This could have been the Angel Pagan Game. You remember the Angel Pagan Game, don’t you? It was in Washington, in May 2010. The Mets had been playing really badly on the road and had dropped into last place. Angel was first-division all the way, though. He made Nyjer Morgan look silly. He made Nyjer Morgan look like Angel Pagan used to look.
Angel drove one to the centerfield wall off that annoying ancient ex-Met junkballer Liván Hernandez who got better after leaving the Mets for whom he just kept getting worse [1]. Morgan took an ill-advised leap (and wouldn’t it have been nice if more Nationals outfielders had taken ill-advised leaps in those days?) and missed the ball completely. The ball rolled back into center. Angel then got rolling — past second, past third, just kept going. I thought he’d find a way to get thrown out at home, but Angel always could run if we weren’t always confident he could think.
SAFE! Angel Pagan was safe with an inside-the-park home run!
That wasn’t all Angel did. Angel dove once and robbed Roger Bernadina (the pain in the ass from the week before) of a bases-loaded single, or maybe more if it got by. That was the bottom of the fourth, a half-inning after Angel went “coast to coast” as Gary Cohen put it. One of the best innings any Met had had in a long time.
But then came the fifth, which was at least as astounding. That was when Angel dove again with the bases loaded and came up with THREE OUTS. Yes, a triple play! It was a little dicey in that the umps were slow to call Cristian Guzman’s sinking liner an out — which it was without much mystery. Angel could have jogged in and tagged everybody and made it an unassisted triple play, murdering the ghost of Eric Bruntlett [2] in the process, but when you rooted for the Mets in those days, you were just happy if Angel Pagan caught the ball and didn’t throw it in the wrong direction [3]. He actually did overthrow second, but the Nats were even slower on the uptake than the umps. It was a weird 8-2-6-3 triple play (Henry Blanco backed up the bad throw and Jose Reyes made an unnecessary relay to first), but it was a triple play. All triple plays are perfect in the retelling.

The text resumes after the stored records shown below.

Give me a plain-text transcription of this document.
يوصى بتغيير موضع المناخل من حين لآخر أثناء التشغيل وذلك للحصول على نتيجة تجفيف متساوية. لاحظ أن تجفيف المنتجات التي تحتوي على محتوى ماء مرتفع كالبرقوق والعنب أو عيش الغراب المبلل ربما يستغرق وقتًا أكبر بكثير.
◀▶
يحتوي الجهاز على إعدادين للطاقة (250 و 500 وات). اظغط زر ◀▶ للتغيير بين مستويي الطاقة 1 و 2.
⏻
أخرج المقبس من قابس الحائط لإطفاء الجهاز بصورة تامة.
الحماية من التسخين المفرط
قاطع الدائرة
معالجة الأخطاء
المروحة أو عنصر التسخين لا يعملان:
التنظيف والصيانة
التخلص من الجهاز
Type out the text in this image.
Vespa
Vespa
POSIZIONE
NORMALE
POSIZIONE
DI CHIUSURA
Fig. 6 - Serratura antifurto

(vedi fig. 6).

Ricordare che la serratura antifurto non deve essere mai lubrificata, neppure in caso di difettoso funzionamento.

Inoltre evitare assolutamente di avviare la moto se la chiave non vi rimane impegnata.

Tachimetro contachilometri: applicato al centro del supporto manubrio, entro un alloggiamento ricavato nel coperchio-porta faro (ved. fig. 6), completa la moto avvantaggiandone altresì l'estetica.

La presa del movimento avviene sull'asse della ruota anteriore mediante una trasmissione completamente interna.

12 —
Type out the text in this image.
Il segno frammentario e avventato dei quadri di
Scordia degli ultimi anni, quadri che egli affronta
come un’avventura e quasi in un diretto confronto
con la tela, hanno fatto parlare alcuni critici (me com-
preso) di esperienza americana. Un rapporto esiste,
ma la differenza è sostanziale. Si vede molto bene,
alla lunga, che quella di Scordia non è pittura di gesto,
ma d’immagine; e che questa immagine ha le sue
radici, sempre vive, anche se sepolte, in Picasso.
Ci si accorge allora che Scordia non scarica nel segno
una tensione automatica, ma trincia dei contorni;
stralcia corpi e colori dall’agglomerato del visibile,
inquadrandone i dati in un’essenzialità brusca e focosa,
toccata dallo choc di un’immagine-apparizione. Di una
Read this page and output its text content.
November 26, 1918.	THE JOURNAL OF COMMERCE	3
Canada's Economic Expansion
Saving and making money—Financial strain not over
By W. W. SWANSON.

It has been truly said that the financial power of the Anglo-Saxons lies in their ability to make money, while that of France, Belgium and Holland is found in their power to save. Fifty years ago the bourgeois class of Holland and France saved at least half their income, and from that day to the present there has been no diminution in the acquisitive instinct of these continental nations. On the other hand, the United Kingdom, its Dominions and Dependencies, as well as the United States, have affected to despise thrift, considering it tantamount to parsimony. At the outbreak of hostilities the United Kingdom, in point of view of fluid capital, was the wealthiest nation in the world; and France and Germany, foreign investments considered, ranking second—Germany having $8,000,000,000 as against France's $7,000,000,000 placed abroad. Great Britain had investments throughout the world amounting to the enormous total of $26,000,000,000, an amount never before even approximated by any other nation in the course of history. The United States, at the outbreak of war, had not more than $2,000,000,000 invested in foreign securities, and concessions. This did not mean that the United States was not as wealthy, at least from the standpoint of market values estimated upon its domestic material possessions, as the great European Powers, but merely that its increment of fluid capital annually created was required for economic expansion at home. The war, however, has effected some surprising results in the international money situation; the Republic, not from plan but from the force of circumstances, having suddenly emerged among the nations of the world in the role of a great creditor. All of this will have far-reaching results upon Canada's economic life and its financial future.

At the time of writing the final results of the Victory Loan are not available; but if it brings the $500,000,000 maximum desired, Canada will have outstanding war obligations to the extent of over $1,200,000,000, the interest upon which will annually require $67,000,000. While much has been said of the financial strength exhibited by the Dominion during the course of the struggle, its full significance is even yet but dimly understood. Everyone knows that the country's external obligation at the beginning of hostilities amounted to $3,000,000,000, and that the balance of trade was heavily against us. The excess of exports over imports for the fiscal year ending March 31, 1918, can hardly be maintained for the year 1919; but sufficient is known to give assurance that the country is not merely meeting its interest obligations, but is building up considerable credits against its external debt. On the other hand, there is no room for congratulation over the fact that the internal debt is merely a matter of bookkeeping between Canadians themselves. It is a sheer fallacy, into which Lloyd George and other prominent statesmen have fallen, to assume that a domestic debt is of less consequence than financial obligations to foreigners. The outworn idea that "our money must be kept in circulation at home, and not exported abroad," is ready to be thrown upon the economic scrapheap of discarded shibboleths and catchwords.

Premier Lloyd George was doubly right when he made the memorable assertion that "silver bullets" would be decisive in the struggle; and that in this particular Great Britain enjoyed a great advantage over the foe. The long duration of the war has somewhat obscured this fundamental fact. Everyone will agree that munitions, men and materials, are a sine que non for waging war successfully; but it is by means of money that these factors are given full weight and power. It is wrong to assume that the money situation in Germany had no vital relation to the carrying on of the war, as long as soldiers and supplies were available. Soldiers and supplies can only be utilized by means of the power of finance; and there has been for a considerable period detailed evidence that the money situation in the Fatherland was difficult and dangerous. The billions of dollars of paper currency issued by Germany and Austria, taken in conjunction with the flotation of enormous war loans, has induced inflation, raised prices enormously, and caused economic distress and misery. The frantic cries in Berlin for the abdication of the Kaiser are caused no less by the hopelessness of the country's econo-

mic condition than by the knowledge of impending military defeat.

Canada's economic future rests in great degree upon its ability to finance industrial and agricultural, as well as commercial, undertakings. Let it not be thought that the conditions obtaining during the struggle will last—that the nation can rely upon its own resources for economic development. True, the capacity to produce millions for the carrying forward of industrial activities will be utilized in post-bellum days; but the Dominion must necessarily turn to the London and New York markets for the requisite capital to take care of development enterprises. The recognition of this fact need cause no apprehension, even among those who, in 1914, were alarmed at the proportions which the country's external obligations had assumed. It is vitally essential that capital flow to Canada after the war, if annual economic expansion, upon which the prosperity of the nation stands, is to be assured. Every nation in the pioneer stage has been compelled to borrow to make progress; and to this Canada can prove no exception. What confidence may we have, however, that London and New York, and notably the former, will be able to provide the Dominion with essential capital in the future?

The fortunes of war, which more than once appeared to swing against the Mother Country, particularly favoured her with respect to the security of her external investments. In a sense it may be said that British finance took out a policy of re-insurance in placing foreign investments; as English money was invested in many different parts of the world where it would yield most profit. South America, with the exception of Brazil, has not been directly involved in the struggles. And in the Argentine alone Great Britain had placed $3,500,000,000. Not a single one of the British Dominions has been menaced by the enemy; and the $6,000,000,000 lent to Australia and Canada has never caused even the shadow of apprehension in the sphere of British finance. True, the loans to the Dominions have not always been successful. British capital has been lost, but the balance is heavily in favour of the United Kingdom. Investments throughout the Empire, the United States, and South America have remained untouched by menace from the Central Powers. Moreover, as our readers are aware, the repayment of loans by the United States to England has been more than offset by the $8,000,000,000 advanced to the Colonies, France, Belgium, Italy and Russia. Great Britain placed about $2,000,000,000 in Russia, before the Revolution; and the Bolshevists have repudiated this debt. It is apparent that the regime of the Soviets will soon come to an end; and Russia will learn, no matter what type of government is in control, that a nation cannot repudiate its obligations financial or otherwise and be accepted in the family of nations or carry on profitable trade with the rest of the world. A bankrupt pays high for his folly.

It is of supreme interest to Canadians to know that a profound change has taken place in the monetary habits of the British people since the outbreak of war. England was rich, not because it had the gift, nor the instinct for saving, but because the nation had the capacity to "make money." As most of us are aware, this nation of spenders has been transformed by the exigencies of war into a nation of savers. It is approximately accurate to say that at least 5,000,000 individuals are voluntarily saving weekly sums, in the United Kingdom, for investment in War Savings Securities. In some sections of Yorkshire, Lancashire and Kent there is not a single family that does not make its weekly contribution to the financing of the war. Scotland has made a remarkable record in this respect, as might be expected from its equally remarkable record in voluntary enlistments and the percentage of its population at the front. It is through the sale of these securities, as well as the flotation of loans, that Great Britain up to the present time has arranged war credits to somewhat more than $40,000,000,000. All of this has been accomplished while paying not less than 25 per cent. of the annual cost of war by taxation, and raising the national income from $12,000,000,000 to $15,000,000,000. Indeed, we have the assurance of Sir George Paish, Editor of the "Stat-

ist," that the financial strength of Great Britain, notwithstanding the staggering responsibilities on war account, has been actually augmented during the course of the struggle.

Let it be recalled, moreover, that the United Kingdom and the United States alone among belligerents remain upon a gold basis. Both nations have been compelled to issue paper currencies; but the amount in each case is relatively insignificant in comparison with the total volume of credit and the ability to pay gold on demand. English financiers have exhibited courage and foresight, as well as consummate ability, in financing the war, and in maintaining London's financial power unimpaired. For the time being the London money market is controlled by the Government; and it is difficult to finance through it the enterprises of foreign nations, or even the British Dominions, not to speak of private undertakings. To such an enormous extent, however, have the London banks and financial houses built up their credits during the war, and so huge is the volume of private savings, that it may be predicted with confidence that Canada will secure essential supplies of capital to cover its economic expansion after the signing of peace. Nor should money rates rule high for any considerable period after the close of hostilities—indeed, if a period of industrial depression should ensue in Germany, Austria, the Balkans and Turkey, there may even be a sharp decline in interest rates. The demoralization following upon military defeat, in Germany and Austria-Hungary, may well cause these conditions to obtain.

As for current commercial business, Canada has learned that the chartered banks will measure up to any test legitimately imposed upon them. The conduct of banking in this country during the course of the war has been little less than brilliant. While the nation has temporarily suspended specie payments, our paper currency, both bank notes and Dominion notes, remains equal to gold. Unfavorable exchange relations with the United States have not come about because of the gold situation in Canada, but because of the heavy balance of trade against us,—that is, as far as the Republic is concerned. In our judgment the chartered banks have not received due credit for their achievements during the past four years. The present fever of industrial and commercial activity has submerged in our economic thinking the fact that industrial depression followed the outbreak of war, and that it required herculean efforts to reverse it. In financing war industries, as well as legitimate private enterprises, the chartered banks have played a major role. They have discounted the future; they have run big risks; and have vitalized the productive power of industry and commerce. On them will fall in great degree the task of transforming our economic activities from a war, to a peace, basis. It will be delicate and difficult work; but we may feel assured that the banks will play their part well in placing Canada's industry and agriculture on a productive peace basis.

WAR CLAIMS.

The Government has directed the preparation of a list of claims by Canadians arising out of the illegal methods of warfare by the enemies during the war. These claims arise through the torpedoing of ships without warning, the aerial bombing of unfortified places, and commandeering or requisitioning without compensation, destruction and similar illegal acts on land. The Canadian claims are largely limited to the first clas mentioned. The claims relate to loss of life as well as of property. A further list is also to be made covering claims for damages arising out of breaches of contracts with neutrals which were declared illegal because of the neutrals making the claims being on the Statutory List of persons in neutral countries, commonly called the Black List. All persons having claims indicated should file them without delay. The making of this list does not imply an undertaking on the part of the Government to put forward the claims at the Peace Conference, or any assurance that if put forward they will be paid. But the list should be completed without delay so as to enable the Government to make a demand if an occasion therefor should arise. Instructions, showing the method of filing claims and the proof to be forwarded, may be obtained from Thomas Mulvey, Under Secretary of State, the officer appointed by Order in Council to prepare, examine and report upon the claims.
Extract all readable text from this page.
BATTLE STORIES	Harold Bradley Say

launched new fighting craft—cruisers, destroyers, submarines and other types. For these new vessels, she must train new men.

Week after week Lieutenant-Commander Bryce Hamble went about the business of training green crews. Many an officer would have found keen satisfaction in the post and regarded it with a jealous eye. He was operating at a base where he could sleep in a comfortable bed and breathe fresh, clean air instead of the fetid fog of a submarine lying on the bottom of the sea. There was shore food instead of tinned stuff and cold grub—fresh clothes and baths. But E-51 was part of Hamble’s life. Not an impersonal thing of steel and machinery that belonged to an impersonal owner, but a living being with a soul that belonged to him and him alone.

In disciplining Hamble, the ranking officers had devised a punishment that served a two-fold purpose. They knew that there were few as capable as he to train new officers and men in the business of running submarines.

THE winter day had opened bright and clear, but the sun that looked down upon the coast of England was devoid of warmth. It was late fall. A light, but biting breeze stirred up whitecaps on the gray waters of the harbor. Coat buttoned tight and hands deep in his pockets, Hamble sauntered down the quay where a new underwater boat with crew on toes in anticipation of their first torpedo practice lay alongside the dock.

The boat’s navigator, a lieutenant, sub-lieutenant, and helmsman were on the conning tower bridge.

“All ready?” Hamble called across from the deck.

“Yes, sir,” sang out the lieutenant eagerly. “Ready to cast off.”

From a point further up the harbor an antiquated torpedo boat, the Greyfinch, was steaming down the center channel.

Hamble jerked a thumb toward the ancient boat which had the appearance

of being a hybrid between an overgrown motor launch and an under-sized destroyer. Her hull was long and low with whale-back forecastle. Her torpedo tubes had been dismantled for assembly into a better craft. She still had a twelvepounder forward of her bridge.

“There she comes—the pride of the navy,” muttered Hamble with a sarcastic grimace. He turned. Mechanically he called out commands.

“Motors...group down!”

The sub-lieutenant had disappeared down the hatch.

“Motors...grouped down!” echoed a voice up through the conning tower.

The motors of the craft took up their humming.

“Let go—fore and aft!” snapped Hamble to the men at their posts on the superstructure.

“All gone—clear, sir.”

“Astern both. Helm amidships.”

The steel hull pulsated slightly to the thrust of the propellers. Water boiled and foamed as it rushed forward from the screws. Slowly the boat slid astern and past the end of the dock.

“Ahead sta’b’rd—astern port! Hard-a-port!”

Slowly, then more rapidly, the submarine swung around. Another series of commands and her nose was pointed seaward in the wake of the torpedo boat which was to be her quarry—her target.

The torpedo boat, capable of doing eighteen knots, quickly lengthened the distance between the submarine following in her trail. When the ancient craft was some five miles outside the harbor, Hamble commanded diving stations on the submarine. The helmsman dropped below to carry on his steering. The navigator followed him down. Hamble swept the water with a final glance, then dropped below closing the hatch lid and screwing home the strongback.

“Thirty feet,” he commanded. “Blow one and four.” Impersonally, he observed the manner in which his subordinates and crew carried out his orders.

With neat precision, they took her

What a game for Angel Pagan. It could have been the Angel Pagan Game. It should have been the Angel Pagan Game. And if it wasn’t going to be, it could have been the R.A. Dickey Game.
You remember the R.A. Dickey Game, don’t you? Do you remember R.A. Dickey? R.A. Dickey was that knuckleballer. Kind of looked like he just blew into town, the bedraggled drifter seeking only honest work. Well, he came out and gave the Mets their night’s worth. Very first batter he faced, Morgan, popped up. Big deal, you say? Dickey made it so, diving à la Pagan and making the putout himself on the line between home and third. Here’s a guy who had endured more than a month of pitching for Buffalo waiting to get his chance in The Show. He wasn’t taking anything for granted.
Dickey was a great story. He was starting because Oliver Perez should have been kicked out of town. Dickey the righty journeyman with no ulnar collateral ligament in his right elbow (sounds impossible, right?) was outpitching Ollie the millionaire by a mile. He was matching Hernandez in a battle of fast-working slowballers, too. His knuckler was knuckling and baffling the Nationals. Before the inside-the-parker and the triple play, the night was shaping up as all R.A. all the time. He didn’t give up a hit ’til the fourth and kept the Mets in a 2-2 tie until the seventh.
It was more than Oliver Perez had done in any start but one through the first quarter of the season. It was just what the Mets needed. It was, all things considered, an outstanding Met debut for R.A. Dickey. It could have been the R.A. Dickey Game. It should have been the R.A. Dickey Game if it wasn’t going to be the Angel Pagan Game. The game the Mets played in Washington on May 19, 2010 should be remembered for at least one of them, probably both of them.
Instead, it went down as just another stupid Met loss [4].